Jusqu'à aujourd'hui, il garde dans son coeur une place à part pour Chadli auquel il accole toujours la fonction de Président alors que Boumediène n'a droit qu'à son nom. Miracle de la bienveillance. Boumediène justement. Lui aussi fut, à un certain moment où sa vie a été menacée, d'une bienveillance supérieure.
Victime d'un attentat qui a failli lui coûter la vie, il fit oeuvre de clémence en pardonnant aux séditieux, leur évitant ainsi une mort certaine. Cette clémence pour ceux qui n'avaient aucune clémence pour lui n'a d'autre nom que la bienveillance.
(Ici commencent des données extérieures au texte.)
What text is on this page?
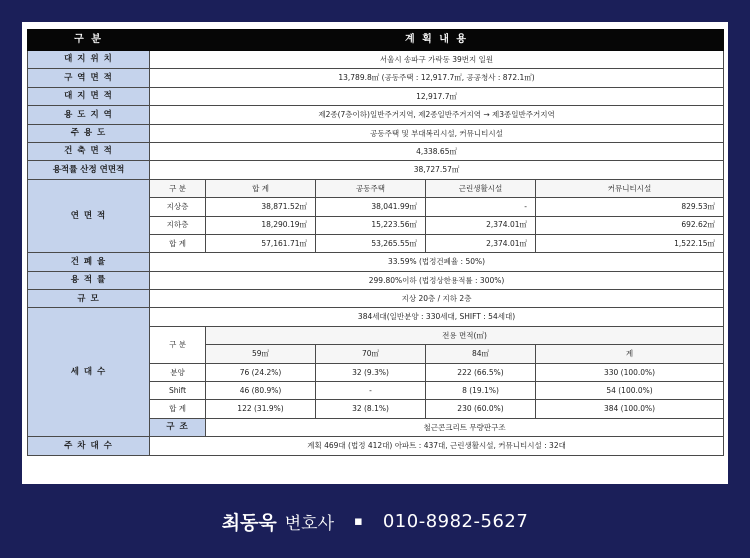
구 분	계 획 내 용					
대 지 위 치	서울시 송파구 가락동 39번지 일원					
구 역 면 적	13,789.8㎡ (공동주택 : 12,917.7㎡, 공공청사 : 872.1㎡)					
대 지 면 적	12,917.7㎡					
용 도 지 역	제2종(7층이하)일반주거지역, 제2종일반주거지역 → 제3종일반주거지역					
주 용 도	공동주택 및 부대복리시설, 커뮤니티시설					
건 축 면 적	4,338.65㎡					
용적률 산정 연면적	38,727.57㎡					
연 면 적	구 분	합 계	공동주택	근린생활시설	커뮤니티시설	
	지상층	38,871.52㎡	38,041.99㎡	-	829.53㎡	
	지하층	18,290.19㎡	15,223.56㎡	2,374.01㎡	692.62㎡	
	합 계	57,161.71㎡	53,265.55㎡	2,374.01㎡	1,522.15㎡	
건 폐 율	33.59% (법정건폐율 : 50%)					
용 적 률	299.80%이하 (법정상한용적률 : 300%)					
규 모	지상 20층 / 지하 2층					
세 대 수	384세대(일반분양 : 330세대, SHIFT : 54세대)					
	구 분	전용 면적(㎡)	
		59㎡	70㎡	84㎡	계	
	분양	76 (24.2%)	32 (9.3%)	222 (66.5%)	330 (100.0%)	
	Shift	46 (80.9%)	-	8 (19.1%)	54 (100.0%)	
	합 계	122 (31.9%)	32 (8.1%)	230 (60.0%)	384 (100.0%)	
	구 조	철근콘크리트 무량판구조				
주 차 대 수	계획 469대 (법정 412대) 아파트 : 437대, 근린생활시설, 커뮤니티시설 : 32대					
최동욱 변호사 ▪ 010-8982-5627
Continuons. En 1986, j'étais en reportage à Tiaret pour le compte du prestigieux hebdomadaire Révolution africaine de Zemzoum, Abdou B., Ameyar, Rezzoug, Hamdi, Josie Fanon... Après avoir interviewé un pur-sang arabe ou un cheval-barbe, je ne sais plus, j'ai rencontré Tahar Benferhat, le capitaine et défenseur central des Verts et de la JSMT des années 1960-70. C'était un homme comme on n'en fait plus: droit, franc et direct. Et quelle stature! Nous avions discuté fort tard dans la nuit sur sa carrière, sa vie de famille et une foule d'autres sujets. En arrivant à la fin, alors que le jour pointait son nez, il me lança: «Je peux remercier quelqu'un?» Je m'attendais à ce qu'il rende hommage à ses entraîneurs de l'équipe nationale, Ibrir, Leduc ou Zouba, pour ne citer que ceux-là, à ma grande surprise il évoqua le wali: «Wallah, on ne le remerciera jamais assez pour sa bienveillance, à chaque fois que nous sollicitions le wali pour des cas désespérés de joueurs ou simplement de citoyens en détresse, on le trouvait toujours à nos côtés, Allah yahafdou.
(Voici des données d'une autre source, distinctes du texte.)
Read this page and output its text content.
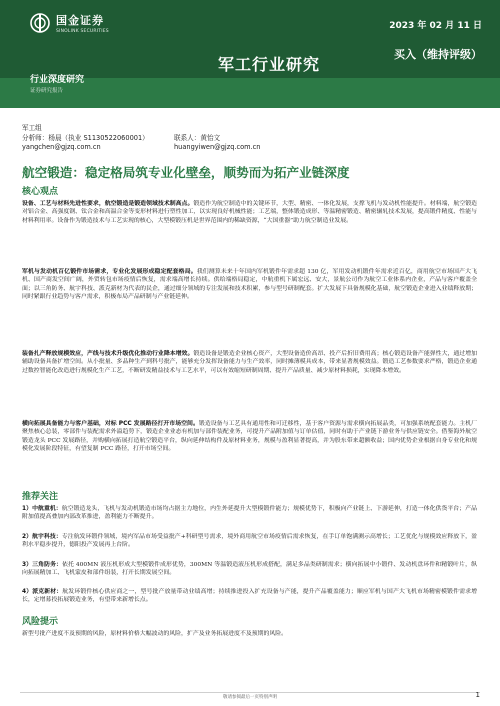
国金证券
SINOLINK SECURITIES
2023 年 02 月 11 日
军工行业研究
买入（维持评级）
行业深度研究
证券研究报告
军工组
分析师：杨晨（执业 S1130522060001）	联系人：黄怡文
yangchen@gjzq.com.cn	huangyiwen@gjzq.com.cn
航空锻造：稳定格局筑专业化壁垒，顺势而为拓产业链深度
核心观点
设备、工艺与材料先进性要求，航空锻造是锻造领域技术制高点。锻造作为航空制造中的关键环节，大型、精密、一体化发展，支撑飞机与发动机性能提升。材料端，航空锻造对铝合金、高强度钢、钛合金和高温合金等变形材料进行塑性加工，以实现良好机械性能；工艺端，整体锻造成形、等温精密锻造、精密辗轧技术发展，提高锻件精度、性能与材料利用率。设备作为锻造技术与工艺实现的核心，大型模锻压机是世界范围内的稀缺资源，“大国重器”助力航空制造业发展。
军机与发动机百亿锻件市场需求，专业化发展形成稳定配套格局。我们测算未来十年国内军机锻件年需求超 130 亿，军用发动机锻件年需求近百亿，商用航空市场国产大飞机、国产商发空间广阔，外贸转包市场疫情后恢复，需求端高增长持续。供给端格局稳定，中航重机下属宏远、安大，景航公司作为航空工业体系内企业，产品与客户覆盖全面；以三角防务、航宇科技、派克新材为代表的民企，通过细分领域的专注发展和技术积累，参与型号研制配套。扩大发展下具备规模化基础，航空锻造企业进入业绩释放期；同时紧跟行业趋势与客户需求，积极布局产品研制与产业链延伸。
装备扎产释放规模效应，产线与技术升级优化推动行业降本增效。锻造设备是锻造企业核心资产，大型设备造价高昂、投产后折旧费用高；核心锻造设备产能弹性大，通过增加辅助设备具备扩增空间。从小批量、多品种生产到科号批产，能够充分发挥设备能力与生产效率，同时摊薄模具成本，带来显著规模效益。锻造工艺参数要求严格，锻造企业通过数控智能化改造进行规模化生产工艺，不断研发精益技术与工艺水平，可以有效缩短研制周期、提升产品质量、减少原材料损耗，实现降本增效。
横向拓展具备能力与客户基础，对标 PCC 发展路径打开市场空间。锻造设备与工艺具有通用性和可迁移性，基于客户资源与需求横向拓展品类，可加强系统配套能力。主机厂聚焦核心总装，零部件与装配需求外溢趋势下，锻造企业业态有机加与部件装配业务，可提升产品附加值与订单估值，同时有助于产业链下游业务与供应链安全。借鉴海外航空锻造龙头 PCC 发展路径，并购横向拓展打造航空锻造平台，纵向延伸结构件及原材料业务，规模与盈利显著提高，并为股东带来超额收益；国内优势企业根据自身专业化和规模化发展阶段特征，有望复制 PCC 路径，打开市场空间。
推荐关注
1）中航重机：航空锻造龙头，飞机与发动机锻造市场均占据主力地位，内生外延提升大型模锻件能力；规模优势下，积极向产业链上、下游延伸，打造一体化供货平台；产品附加值提高叠加内部改革推进，盈利能力不断提升。
2）航宇科技：专注航发环锻件领域，境内军品市场受益批产+科研型号需求，境外商用航空市场疫情后需求恢复，在手订单饱满测示高增长；工艺优化与规模效应释放下，盈利水平稳步提升，德阳投产发展再上台阶。
3）三角防务：依托 400MN 液压机形成大型模锻件成形优势，300MN 等温锻造液压机形成搭配，满足多品类研制需求；横向拓展中小锻件、发动机盘环件和精锻叶片，纵向拓展精加工、飞机蒙皮和部件组装，打开长期发展空间。
4）派克新材：航发环锻件核心供应商之一，型号批产放量带动业绩高增；持续推进投入扩充设备与产能，提升产品覆盖能力；顺应军机与国产大飞机市场精密模锻件需求增长，定增募投拓展锻造业务，有望带来新增长点。
风险提示
新型号批产进度不及预期的风险，原材料价格大幅波动的风险，扩产及业务拓展进度不及预期的风险。
敬请参阅最后一页特别声明	1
Il s'impliquait lui-même directement pour prendre en charge nos problèmes, si bien qu'on aurait aimé qu'il reste éternellement dans notre wilaya. Certains voulaient même écrire à Chadli, mais on avait peur de lui porter préjudice en montrant notre attachement et notre affection pour lui.
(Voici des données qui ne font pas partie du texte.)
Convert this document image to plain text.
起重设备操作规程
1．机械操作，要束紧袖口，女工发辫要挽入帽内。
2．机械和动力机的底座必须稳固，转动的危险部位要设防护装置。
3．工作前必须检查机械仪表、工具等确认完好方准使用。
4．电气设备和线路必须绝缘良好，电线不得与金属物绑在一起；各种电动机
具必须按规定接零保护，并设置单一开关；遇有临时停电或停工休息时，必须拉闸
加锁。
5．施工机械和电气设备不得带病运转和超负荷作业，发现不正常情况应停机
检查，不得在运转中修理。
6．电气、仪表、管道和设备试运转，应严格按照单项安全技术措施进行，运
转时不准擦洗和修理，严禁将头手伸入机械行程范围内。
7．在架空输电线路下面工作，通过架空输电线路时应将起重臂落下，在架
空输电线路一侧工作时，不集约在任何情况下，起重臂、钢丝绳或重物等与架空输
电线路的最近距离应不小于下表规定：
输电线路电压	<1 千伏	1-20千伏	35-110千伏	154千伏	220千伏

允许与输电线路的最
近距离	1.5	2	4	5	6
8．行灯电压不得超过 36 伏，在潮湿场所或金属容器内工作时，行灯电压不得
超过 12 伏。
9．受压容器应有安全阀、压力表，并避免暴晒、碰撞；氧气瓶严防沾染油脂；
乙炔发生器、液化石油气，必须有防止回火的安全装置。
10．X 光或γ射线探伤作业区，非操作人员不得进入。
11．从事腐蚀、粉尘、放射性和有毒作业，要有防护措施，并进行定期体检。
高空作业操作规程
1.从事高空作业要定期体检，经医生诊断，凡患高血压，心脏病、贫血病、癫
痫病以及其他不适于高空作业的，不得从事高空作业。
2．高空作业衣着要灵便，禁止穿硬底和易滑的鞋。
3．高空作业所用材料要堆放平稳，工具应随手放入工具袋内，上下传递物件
On s'est dit mieux vaut ne rien faire car il y a tellement de jalousie en politique.» Le nom de ce fameux wali? Abdelmadjid Tebboune.
La bienveillance est le propre des personnes qui laissent des traces lumineuses sans l'avoir voulu. Sans l'avoir cherché. Sans rien attendre en retour. On l'a ou on ne l'a pas. C'est un don de Dieu qui se cultive et dont les fruits ont le merveilleux goût de l'humanité.